The following reaction is at equilibrium at a particular temperature: `AB(g)hArr A(g)+B(g)`. Show that when the compound AB gets 50% dissociated, then the total pressure of the system becomes three times the numerical value of `K_(P)`.

Let the initial number of moles of `AB(g)=1`. If AB(g) gets 50% dissociated at equilibrium, then according to the equation, at equilibrium the number of moles of AB will (1-0.5)=0.5 and the number of moles of each of A and B will be 0.5.
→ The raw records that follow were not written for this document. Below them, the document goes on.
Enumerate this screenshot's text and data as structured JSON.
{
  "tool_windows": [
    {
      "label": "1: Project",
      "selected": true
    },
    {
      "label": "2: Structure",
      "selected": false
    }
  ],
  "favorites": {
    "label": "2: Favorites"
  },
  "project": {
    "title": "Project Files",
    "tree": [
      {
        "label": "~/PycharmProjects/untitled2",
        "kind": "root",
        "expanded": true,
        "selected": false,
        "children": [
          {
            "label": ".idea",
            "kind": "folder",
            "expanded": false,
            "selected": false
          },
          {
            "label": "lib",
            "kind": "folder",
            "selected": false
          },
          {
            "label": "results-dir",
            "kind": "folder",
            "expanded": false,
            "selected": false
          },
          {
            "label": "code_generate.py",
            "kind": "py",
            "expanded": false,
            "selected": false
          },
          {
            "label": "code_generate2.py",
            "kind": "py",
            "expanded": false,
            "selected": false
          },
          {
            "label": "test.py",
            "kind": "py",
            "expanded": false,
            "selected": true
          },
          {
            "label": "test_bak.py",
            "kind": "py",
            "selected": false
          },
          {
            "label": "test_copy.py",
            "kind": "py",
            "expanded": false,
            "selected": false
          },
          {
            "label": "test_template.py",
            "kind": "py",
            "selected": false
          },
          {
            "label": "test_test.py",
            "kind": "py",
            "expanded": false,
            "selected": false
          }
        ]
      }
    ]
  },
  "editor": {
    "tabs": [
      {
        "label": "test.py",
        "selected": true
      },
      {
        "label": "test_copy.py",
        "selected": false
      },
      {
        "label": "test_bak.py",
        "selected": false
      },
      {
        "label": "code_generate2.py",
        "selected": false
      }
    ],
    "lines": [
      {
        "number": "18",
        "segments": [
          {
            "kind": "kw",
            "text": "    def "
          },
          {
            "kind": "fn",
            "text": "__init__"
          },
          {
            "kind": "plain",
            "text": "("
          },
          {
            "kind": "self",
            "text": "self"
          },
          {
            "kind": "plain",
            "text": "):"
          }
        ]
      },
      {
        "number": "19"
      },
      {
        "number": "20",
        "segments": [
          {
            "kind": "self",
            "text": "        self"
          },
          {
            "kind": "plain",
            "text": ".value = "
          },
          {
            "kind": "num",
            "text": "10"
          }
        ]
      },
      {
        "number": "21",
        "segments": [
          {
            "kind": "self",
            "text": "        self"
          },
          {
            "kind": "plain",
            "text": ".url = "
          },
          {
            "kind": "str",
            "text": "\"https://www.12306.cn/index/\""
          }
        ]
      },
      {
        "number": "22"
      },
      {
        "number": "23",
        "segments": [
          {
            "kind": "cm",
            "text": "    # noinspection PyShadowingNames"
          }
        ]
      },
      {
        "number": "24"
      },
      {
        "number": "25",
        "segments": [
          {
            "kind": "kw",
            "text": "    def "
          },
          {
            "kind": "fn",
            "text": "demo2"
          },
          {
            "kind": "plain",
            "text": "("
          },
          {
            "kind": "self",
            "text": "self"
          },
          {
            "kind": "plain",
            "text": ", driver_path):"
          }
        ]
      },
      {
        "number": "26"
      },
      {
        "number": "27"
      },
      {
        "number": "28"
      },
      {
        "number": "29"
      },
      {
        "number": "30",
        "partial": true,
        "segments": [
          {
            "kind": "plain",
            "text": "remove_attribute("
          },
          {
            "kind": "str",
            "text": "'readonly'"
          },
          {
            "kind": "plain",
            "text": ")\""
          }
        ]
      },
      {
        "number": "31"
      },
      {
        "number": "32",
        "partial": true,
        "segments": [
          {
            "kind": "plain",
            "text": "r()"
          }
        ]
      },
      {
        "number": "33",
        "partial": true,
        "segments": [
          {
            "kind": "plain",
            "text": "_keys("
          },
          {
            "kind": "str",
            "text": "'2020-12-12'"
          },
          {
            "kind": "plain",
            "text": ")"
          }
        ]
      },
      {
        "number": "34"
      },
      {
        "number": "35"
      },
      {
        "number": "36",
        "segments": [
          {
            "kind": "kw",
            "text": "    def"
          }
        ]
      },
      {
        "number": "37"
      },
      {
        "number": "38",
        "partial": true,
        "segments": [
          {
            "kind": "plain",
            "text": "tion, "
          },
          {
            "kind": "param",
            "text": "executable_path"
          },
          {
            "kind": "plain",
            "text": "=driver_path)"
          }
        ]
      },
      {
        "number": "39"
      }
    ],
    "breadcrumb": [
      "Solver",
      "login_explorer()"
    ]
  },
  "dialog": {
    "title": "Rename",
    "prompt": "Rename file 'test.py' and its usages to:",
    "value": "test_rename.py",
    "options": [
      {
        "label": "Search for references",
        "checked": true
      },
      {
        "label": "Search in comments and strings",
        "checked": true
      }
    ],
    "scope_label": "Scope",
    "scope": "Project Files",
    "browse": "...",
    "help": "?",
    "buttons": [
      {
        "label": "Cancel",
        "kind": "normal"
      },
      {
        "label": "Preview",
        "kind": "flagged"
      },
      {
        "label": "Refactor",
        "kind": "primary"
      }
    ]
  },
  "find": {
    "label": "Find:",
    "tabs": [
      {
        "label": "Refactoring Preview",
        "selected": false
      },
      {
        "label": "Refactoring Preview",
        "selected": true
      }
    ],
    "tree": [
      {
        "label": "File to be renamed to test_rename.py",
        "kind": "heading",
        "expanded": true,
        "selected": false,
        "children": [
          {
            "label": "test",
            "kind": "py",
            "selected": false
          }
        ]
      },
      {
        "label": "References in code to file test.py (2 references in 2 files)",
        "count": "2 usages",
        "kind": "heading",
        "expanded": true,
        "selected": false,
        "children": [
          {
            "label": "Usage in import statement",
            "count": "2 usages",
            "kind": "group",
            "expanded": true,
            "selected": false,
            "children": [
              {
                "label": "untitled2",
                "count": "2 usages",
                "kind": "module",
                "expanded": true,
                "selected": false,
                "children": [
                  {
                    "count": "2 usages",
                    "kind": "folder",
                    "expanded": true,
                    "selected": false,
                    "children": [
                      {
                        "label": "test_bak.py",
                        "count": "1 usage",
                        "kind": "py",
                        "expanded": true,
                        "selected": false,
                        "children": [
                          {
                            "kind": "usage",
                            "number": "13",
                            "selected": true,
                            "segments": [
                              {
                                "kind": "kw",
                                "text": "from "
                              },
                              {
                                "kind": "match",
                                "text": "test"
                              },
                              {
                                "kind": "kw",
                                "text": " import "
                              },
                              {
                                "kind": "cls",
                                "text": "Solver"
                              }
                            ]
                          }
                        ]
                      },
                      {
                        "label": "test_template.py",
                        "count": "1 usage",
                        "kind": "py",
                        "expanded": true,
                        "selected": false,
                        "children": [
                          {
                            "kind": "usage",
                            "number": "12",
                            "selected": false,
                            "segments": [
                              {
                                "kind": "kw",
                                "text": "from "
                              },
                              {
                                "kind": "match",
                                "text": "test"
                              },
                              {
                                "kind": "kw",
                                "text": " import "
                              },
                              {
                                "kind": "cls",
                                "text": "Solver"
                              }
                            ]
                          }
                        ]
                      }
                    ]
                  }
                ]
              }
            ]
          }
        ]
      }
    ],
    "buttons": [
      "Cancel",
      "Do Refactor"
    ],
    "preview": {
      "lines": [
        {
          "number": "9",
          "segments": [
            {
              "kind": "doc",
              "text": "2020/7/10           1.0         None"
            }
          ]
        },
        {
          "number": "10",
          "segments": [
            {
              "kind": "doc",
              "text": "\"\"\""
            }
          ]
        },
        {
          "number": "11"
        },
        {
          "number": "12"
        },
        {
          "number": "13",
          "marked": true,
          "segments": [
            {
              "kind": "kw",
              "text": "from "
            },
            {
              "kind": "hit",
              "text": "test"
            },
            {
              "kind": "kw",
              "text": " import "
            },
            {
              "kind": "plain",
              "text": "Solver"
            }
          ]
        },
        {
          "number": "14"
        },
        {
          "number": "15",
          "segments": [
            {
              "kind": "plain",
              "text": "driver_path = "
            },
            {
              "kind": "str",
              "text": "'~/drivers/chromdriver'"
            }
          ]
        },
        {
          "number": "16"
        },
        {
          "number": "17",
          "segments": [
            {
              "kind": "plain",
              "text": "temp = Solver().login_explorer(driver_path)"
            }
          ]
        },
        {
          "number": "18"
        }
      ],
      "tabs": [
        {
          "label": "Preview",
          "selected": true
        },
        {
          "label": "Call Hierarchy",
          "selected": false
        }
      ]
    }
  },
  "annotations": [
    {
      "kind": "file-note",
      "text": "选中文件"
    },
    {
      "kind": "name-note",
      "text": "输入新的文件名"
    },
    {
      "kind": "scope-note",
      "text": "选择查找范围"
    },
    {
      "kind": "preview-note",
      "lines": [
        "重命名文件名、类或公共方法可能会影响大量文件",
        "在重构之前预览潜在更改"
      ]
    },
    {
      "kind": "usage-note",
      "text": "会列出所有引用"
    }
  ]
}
Therefore, total number of moles at the equilibrium mixture=0.5+0.5+0.5=1.5. if the total pressure of the mixture at equilibrium be P, then the partial pressures of different substances in the equilibrium mixture will be: `p_(AB)=((0.5)/(1.5))P(P)/(3),p_A=((0.5)/(0.3))P=(P)/(3),p_(B)=((0.5)/(1.5))P=(P)/(3)`
Equilibrium constant,, `K_(p)=(p_(A)xxp_(B))/(p_(AB))=((P)/(3)xx(P)/(3))/((P)/(3))=(P)/(3)`
`therefore P=3xxK_(p)`
So, the total pressure of the equilibrium mixture is 3 times the numerical value of `K_(p)`.